Figure 8 shows the stress relaxation results at different strain rates and temperatures.

Fig. 8

Modeled relaxation at different temperatures after deformation with strain rates of 10 s⁻¹ (a) and 1 s⁻¹ (b). Dashed lines are modeled and markers are experimental measurements

In Figure 8, there are some deviations between model and experiment at low temperatures. One explanation for this might be using a constant value for Ω in this work, while Bergström[22] found that Ω should change with temperature and strain rate.

In general, when the temperature difference in the experiments increases the fit between the model and experiment at all temperatures might not be equally good. The main reason for this is considering temperature-dependent parameters like Ω and M_g0 as constants in the model. Despite these approximations, the model works well. However, resolving this issue might enable the model to give equally good fits on more extended temperature ranges.

To investigate the recovery and recrystallization in more detail, two samples that might resemble the typical form of these phenomena are magnified in Figure 9 from the presented curves of above.

Fig. 9

Simulated and experimental deformation and relaxation at 1200 °C and strain rate 10 s⁻¹ during the deformation (a) and during relaxation (b) and 0.01 s⁻¹ (c, d) showing dynamic and static recrystallized fraction (solid lines) and true stress, dashed lines (modeled), and markers (experimentally measured), values against true strain and time after deformation. Note the negligible amount of DRX in (a) and very low amount of recrystallized fraction in (d) calculated by the model (solid lines)

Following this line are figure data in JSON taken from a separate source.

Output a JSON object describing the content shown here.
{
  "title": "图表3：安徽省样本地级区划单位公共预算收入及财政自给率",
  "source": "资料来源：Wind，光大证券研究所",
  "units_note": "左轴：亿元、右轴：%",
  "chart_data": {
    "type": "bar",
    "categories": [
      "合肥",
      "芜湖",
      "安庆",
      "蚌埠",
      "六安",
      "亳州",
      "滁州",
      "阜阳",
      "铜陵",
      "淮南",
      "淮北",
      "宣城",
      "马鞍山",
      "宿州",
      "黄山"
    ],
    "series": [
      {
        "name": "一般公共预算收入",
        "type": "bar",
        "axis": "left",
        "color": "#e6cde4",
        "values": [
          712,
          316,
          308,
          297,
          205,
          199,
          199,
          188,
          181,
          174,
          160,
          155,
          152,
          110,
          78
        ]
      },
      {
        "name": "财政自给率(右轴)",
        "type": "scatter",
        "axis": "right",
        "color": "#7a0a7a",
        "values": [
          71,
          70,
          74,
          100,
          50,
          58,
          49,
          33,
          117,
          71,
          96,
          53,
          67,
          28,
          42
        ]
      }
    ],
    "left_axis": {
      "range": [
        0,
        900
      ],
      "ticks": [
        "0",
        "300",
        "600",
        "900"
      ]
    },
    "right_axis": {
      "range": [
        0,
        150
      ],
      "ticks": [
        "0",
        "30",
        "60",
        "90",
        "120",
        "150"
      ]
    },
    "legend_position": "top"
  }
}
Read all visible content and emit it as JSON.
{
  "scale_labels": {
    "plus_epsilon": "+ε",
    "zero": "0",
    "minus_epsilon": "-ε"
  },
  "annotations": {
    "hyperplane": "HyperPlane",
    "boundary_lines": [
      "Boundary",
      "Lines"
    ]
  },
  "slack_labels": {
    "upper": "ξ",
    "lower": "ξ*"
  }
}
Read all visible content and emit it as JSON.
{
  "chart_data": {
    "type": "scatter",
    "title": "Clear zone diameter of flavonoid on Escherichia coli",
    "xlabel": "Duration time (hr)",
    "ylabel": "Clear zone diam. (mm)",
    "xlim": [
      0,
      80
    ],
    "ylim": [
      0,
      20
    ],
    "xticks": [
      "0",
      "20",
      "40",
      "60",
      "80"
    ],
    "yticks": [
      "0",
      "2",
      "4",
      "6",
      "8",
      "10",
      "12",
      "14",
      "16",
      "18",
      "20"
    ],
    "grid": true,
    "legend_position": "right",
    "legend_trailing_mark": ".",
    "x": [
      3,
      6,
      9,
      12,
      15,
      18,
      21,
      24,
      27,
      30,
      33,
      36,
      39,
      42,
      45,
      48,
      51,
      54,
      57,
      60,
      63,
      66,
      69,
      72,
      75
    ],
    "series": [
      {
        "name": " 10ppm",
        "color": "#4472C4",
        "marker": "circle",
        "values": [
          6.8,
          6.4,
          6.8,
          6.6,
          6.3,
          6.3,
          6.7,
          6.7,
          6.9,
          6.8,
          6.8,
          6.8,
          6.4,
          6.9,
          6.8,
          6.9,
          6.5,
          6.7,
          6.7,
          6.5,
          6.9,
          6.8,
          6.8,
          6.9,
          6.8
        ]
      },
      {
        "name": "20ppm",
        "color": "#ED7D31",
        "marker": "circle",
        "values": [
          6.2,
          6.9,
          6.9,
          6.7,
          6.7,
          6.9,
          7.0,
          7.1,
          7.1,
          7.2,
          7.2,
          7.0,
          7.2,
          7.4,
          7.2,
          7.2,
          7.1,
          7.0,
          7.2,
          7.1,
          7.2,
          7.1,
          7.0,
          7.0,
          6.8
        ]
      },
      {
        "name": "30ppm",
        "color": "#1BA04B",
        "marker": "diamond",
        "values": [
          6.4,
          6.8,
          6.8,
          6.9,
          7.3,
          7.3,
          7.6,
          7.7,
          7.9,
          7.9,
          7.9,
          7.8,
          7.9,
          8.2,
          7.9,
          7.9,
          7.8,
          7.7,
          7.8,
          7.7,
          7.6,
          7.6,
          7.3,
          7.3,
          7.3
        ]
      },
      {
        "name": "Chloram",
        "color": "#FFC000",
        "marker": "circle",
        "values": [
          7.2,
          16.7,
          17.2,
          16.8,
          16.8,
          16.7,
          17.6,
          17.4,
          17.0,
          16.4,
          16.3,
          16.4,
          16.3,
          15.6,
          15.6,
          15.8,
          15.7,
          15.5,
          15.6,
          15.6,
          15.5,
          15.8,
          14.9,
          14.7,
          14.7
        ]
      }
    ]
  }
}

In stress relaxation tests, the difference in slope of the curves can suggest whether static recovery or static recrystallization is the dominant softening mechanism, although judging only based on these graphs might be misleading. That being said, it seems that at higher strain rates no DRX happens, see Figure 9(a), and the stored energy in the material can be relaxed by meta-dynamic or static recrystallization as the noticeable change in the slope of the curves favor in Figure 9(b). On the other hand, at lowest strain rate, static recovery is more dominant as the invariable slope of the curves suggests in Figure 9(d). At this low strain rate, material already passed cycles of dynamic recrystallization as it can be clearly seen in Figure 9(c) and the driving force for a static recrystallization after deformation might be low. The calculated recrystallized fractions are also in agreement with the observed flow stress curves during relaxation.

5 Conclusions

A physically based model is employed to predict the microstructure evolution in a 13 pct chromium steel during and after hot compression tests at temperatures ranging from 900 up to 1200 °C and strain rates of 0.01, 1, and 10 s⁻¹.

This model is based on the coupled set of equations for dislocation density evolution as a key variable that governs the stress state during deformation, recovery, and recrystallization.

The model considers and simulates work hardening, recovery, recrystallization, and grain growth during and after deformation. The advantage of this model is with only one or few experiments, the material-dependent parameters of the model can be calibrated and used for any new alloy and deformation condition.

The disadvantage of this model is considering some temperature-dependent material parameters such as Ω for dynamic recovery of dislocations and M₀ for the dislocation climb as constants, which sometimes leads to not equally good fits at all temperatures.

The overall agreement between the results from the model and experiments was good, and the deviation between the model and experiment for simulating the grain growth for this alloy is less than 5 pct.

The deviation between the predicted stress by the model and measured values from the experiments might be due to some simplifications in the simulation, such as assuming a constant value for Ω at different temperatures and strain rates.

From relaxation tests, it is evident that static recovery is the dominant softening mechanism for samples deformed at low strain rates while static recrystallization is more dominant for samples deformed at high strain rates as the slope of the curves during the time after deformation suggests.